A fierce storm had scattered the ships, and the one carrying them was finally blown onto sharp rocks which punctured and overturned and sank it. Only Aguilar and Guerrero and two other men had managed to flee the flooding vessel in a sort of large canoe carried upon the ship for such emergencies. To their surprise, the canoe had not been long afloat when the ocean threw it upon the beach of this land. The other two occupants of the canoe drowned in the turbulent breakers, and Aguilar. and Guerrero might have died too, had not "the red men" come running to help them to safety.

Aguilar and Guerrero expressed gratitude for their having been rescued, and hospitably received, and well fed and entertained.
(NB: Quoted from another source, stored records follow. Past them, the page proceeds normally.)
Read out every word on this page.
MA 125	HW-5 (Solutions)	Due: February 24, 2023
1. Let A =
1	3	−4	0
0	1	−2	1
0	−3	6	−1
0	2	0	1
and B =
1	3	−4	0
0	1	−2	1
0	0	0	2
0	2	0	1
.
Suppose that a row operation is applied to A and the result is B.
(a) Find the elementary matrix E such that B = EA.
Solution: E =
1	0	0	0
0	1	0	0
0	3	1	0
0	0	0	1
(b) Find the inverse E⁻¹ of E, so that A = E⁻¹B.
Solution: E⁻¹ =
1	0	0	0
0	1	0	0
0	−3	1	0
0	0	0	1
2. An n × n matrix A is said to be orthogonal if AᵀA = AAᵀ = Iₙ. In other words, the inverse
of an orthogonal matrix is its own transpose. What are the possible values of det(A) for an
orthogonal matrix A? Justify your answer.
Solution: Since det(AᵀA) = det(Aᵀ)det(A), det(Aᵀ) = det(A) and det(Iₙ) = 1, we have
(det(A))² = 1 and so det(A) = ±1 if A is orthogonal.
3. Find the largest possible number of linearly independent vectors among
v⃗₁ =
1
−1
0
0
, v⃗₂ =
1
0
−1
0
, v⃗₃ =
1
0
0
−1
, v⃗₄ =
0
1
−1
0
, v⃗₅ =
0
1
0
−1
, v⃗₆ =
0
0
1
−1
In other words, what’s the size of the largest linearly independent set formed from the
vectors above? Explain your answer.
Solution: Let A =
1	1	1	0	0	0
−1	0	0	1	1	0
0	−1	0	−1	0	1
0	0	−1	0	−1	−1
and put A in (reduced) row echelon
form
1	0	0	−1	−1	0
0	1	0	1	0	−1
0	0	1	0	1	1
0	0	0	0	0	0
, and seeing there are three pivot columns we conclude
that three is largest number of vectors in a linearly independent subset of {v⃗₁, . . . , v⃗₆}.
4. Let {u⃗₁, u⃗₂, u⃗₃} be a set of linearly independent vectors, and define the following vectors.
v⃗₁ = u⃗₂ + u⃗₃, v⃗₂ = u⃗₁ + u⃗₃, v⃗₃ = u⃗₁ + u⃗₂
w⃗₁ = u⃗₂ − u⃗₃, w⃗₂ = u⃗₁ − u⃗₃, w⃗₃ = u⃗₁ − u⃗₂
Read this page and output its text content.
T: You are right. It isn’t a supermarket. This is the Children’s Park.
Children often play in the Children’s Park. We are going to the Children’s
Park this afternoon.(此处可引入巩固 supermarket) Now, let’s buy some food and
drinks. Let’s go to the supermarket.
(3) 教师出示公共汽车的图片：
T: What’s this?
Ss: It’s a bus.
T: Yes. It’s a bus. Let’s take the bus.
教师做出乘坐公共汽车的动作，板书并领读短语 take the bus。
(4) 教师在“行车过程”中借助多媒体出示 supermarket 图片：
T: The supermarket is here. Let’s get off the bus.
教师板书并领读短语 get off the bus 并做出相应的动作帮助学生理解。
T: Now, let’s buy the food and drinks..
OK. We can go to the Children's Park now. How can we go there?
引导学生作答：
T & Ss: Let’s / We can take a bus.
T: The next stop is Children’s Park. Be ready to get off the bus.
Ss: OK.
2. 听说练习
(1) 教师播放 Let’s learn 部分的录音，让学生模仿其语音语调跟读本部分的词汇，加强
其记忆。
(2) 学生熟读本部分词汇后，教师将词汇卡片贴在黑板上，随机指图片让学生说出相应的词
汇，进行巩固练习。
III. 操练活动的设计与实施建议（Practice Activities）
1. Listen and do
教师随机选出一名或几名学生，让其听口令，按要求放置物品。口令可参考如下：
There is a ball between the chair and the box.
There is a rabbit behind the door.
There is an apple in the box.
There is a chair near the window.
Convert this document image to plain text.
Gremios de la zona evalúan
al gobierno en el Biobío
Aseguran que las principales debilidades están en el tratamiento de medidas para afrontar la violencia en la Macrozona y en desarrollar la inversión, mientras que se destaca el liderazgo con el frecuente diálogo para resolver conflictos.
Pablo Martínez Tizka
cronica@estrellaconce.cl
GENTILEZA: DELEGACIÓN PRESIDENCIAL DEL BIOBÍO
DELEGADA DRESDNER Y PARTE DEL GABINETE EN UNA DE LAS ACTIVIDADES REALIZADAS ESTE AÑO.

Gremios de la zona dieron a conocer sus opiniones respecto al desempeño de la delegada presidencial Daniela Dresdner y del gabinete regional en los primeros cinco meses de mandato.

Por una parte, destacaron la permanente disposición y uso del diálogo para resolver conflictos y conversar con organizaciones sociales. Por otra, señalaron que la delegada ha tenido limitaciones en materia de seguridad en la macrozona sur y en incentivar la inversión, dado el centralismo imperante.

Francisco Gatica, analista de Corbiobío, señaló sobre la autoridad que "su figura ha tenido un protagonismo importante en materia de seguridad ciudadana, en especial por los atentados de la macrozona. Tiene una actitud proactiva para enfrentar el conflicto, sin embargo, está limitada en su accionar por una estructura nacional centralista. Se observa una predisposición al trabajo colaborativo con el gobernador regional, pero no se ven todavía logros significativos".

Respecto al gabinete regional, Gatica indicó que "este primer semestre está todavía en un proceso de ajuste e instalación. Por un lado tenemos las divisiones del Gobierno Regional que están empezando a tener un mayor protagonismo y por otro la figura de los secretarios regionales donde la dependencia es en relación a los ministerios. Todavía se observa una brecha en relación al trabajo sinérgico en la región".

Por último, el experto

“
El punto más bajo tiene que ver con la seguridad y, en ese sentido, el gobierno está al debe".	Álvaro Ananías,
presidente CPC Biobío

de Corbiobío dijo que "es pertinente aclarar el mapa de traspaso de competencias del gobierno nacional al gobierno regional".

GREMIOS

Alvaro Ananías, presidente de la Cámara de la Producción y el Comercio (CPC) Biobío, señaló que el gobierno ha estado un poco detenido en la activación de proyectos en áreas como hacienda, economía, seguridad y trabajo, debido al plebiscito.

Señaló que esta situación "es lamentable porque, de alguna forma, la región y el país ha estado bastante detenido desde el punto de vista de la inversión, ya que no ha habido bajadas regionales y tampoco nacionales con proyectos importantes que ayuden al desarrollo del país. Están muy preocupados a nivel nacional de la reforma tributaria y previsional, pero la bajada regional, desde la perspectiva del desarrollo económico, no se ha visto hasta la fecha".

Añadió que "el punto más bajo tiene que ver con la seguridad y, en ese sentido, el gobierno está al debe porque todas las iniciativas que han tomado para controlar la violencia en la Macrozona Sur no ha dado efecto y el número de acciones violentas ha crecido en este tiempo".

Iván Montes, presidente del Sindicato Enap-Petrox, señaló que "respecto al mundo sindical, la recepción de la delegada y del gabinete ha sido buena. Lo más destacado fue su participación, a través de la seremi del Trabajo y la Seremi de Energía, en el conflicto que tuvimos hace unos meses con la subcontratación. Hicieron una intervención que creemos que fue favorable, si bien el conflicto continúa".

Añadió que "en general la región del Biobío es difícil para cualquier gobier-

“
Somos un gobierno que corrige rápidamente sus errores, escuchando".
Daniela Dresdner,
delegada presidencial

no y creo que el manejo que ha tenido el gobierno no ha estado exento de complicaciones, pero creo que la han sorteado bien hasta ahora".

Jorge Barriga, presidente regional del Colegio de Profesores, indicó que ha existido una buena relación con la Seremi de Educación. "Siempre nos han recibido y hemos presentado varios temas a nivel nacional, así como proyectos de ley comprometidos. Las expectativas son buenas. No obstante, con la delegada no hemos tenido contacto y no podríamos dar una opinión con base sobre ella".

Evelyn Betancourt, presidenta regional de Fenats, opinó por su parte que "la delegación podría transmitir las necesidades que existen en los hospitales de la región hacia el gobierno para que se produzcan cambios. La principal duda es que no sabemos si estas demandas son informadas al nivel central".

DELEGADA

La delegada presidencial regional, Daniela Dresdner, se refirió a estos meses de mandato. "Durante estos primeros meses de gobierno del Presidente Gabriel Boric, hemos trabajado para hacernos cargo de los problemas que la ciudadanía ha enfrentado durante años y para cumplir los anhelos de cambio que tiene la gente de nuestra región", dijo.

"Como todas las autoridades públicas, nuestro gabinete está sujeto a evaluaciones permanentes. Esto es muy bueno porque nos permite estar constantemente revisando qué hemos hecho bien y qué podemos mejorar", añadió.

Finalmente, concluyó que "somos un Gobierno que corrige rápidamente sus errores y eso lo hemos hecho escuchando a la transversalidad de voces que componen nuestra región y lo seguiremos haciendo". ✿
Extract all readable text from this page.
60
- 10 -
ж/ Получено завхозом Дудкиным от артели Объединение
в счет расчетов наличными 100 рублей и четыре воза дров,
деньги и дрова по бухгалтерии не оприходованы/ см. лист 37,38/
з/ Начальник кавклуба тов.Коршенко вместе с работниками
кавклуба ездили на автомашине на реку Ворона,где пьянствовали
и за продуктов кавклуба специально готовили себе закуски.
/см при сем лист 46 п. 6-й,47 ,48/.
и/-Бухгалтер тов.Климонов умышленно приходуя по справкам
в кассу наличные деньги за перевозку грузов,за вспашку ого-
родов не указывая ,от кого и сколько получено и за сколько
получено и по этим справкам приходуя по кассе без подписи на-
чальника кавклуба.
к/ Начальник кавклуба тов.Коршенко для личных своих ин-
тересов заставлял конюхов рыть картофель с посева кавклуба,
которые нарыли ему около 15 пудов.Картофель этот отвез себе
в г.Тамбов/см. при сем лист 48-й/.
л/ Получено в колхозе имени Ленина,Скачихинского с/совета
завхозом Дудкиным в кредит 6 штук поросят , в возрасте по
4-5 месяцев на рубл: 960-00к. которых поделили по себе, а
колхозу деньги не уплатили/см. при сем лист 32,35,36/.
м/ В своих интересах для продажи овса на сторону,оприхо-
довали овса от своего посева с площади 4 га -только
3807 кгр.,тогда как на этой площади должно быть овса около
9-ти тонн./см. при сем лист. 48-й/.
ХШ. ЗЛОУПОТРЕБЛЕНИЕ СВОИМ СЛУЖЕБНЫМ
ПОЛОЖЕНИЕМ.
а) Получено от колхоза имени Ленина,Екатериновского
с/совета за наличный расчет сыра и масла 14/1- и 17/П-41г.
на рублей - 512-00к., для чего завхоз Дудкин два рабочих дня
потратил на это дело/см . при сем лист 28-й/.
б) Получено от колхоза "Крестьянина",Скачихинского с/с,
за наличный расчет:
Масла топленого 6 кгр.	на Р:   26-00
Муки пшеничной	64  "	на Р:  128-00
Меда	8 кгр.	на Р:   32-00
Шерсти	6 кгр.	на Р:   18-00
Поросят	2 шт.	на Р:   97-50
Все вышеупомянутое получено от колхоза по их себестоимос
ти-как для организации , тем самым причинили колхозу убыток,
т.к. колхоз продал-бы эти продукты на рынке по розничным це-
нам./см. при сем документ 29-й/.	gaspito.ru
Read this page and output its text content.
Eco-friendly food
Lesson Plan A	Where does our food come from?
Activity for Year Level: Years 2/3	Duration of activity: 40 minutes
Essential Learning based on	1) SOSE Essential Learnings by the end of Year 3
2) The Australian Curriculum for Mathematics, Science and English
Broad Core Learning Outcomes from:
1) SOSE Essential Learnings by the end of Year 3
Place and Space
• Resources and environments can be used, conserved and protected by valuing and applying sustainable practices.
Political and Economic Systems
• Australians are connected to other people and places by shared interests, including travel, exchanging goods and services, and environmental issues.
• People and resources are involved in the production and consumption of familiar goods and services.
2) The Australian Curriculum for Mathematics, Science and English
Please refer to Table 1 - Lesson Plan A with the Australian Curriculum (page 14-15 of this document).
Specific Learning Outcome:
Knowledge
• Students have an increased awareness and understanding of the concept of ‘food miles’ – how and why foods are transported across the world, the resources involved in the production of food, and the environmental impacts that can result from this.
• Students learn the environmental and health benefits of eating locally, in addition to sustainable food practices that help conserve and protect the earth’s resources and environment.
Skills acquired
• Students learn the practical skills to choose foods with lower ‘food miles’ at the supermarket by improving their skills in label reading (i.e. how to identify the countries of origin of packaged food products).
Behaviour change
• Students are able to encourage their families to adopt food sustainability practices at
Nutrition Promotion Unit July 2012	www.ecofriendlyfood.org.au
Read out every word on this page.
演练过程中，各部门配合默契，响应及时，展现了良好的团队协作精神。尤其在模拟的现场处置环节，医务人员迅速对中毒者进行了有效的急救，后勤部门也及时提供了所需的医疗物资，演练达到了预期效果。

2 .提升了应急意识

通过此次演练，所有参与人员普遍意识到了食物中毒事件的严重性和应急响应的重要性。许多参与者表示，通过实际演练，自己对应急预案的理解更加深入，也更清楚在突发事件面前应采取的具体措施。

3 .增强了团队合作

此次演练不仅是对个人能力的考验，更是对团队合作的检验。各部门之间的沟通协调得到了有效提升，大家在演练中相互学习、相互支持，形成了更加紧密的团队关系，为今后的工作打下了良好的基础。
But they would be even more grateful, they said, if we red men would guide them back to the beach and their canoe. Guerrero the carpenter was sure he could repair any damage it had sustained, and make oars to propel it with. He and Aguilar were both sure that, if their god gave them fair weather, they could row eastward and find Cuba once more.

"Shall I let them go?" asked Ah Tutal, to whom I was translating as the interviews progressed.

I said, "If they can find the place called Cuba from here, then they should have no trouble finding Uluumil Kutz again from there. And you have heard: their Cuba seems to be teeming with white men eager to plant new colonies everywhere they can reach. Do you want them swarming here, Lord Mother?"

"No," he said worriedly. "But they might bring a physician who could cure the strange disease that is spreading among us. Our own have tried every remedy they know, but daily more persons fall ill and already three have died."

"Perhaps these men themselves would know something about it," I suggested. "Let us look at one of the sufferers."